Chomsky's arcane pronouncements demanded skilled interpretation that resulted in countless teacher workshops on transformational/generative grammar during the 1960s and '70s. They also led popularizers like Paul Roberts to devise an extensive series of grammar books, grades 3–12, in an attempt to bring the “new” grammar into the nation's schools. Thoughtful readers can understand Pinker's book in two or three sittings.
Before proceeding further, I should mention that language scholars generally use the term grammar to refer to spoken rather than written language, an artificial system devised to represent spoken language. They are little concerned with such matters as misspelling, punctuation, or the prepositions that naughty writers insist on ending their sentences with. They are concerned, instead, with how people use language to communicate and to process the information that surrounds them.
Like many linguistic scholars in the past half century, Pinker, a psychologist, contends that in human beings language is somehow genetically programmed and will emerge independently in children who are left to their own devices. He supports his argument with interesting data about how first-generation African slaves who spoke mutually unintelligible languages communicated. In order to function, they developed pidgin languages, usually devoid of conventional grammatical structures.
Their children, however, in the grammatical process termed creolization, moved beyond their parents' languages and developed, from the pidgin they grew up hearing, a different, more grammatically complex language. No one taught the process to them. Somehow, Pinker says, they knew it naturally.
Many people think that children learn language and other skills through imitating adults. Pinker eschews this notion, pointing out that when 2-year-olds say things like “I goed there” or “They bringed me a present,” they are applying the regular past tense marker, -ed, to irregular verbs.
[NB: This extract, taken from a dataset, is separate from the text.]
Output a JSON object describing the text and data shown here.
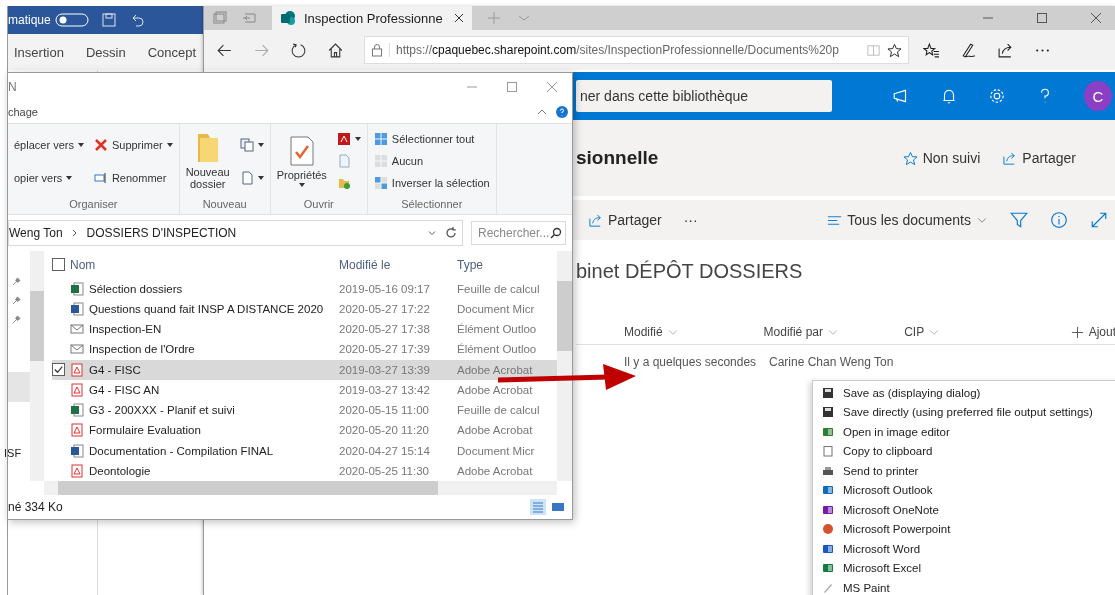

If children are imitating their parents, he asks, why do they misbehave, for example, in public conveyances, where their parents are sitting stock-still annoying no one?
Chomsky contends that some “super-rules” of language are universal and innate (Chomsky 1965, 1972, 1980). Young children quickly fit the conventions of the language that surrounds them to the sets of syntactic structures that are, through genetics, available to them. Different families of languages (Germanic, Romance, Oriental, Arabic) behave differently, particularly in such areas as word order and modification, but children quickly adapt to whatever language environments they are born into. Teachers who deal with nonnative speakers serve their students best if they understand, at least broadly, the grammatical conventions of their students' mother tongues.
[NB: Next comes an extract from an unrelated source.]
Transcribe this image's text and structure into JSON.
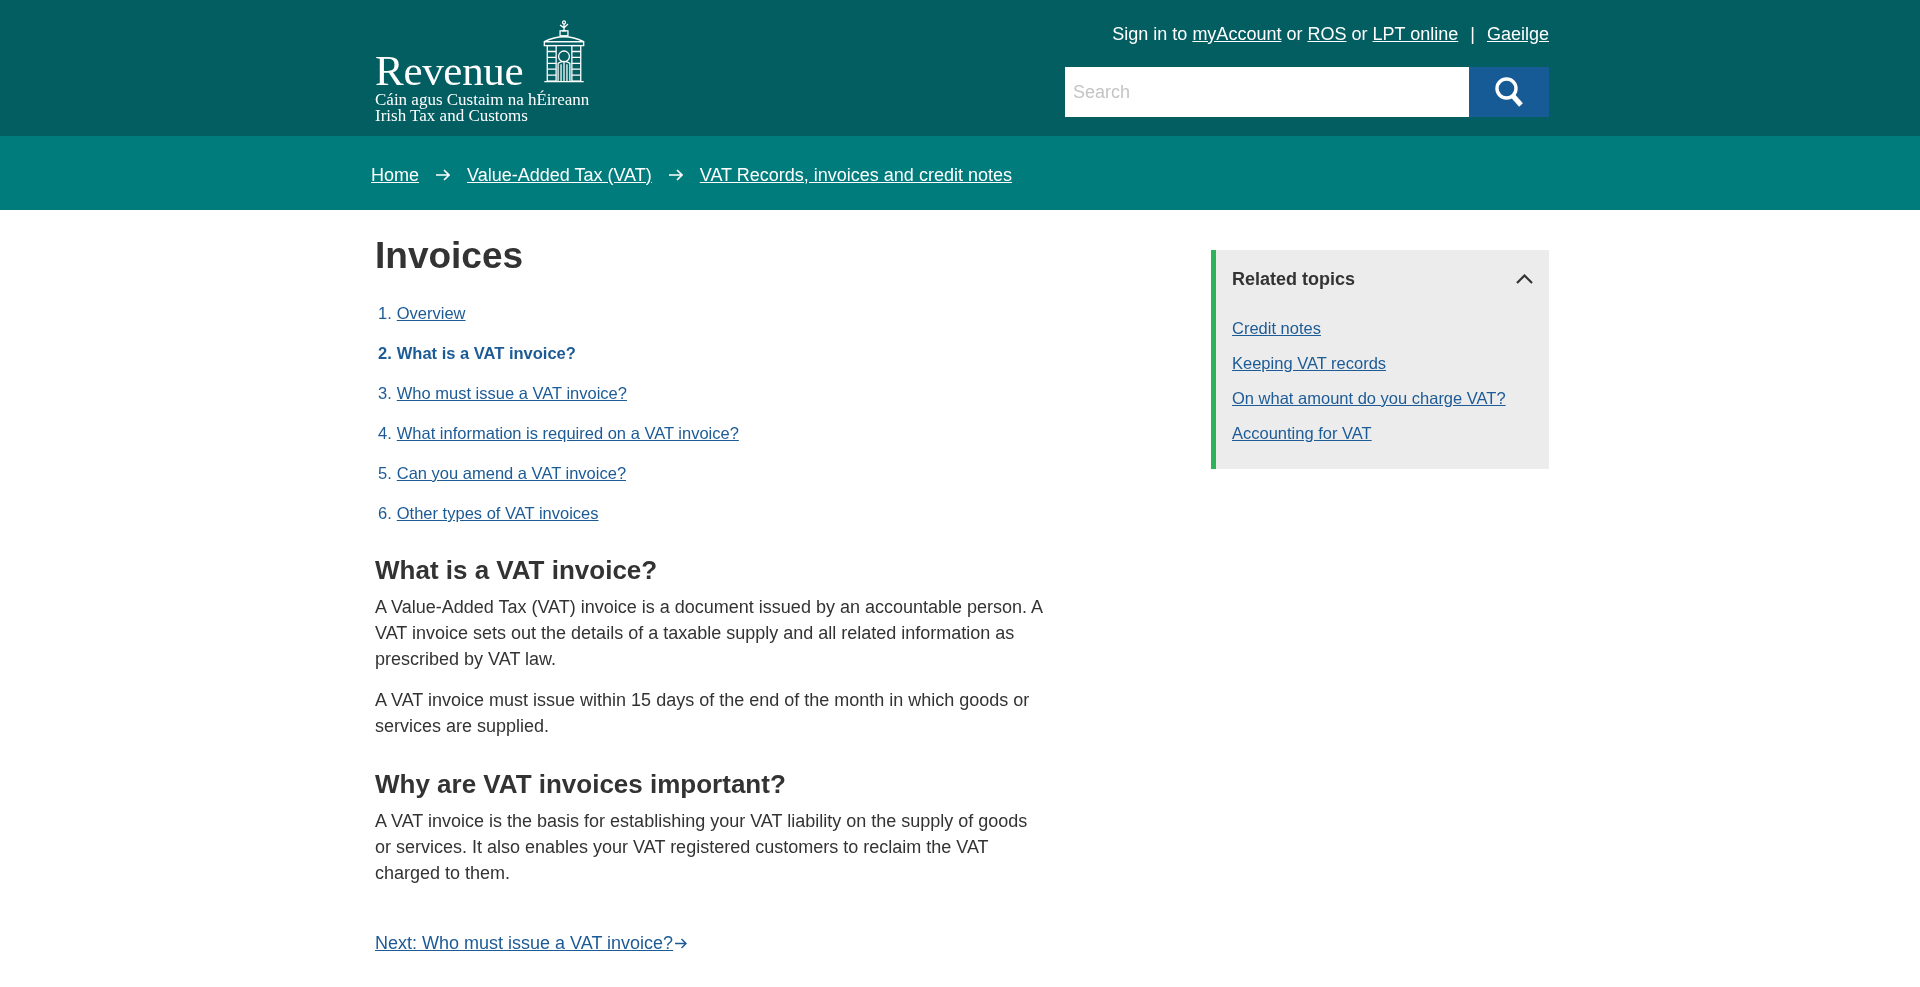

Pinker writes consciously for a broader audience than Chomsky sought to address. Chomsky is a “linguist's linguist”; Pinker is, quite calculatedly, a populist linguist. He reveals his bias for studying living language in stating that the insights involved in Universal Grammar (his capital letters) are more general and interesting than those derived from studying ancient languages “because they are about living minds rather than dead tongues” (Pinker, p. 105).
Pinker's most apparent interest is in the dynamics of language. His energy is devoted to bringing to language study a sense of its vitality, which is, obviously, what has motivated his research. English teachers generally and, more specifically, ESL teachers can garner valuable information from Pinker's book and will, perhaps more significantly, imbibe from it some of the author's enthusiasm for language and curiosity about its origins.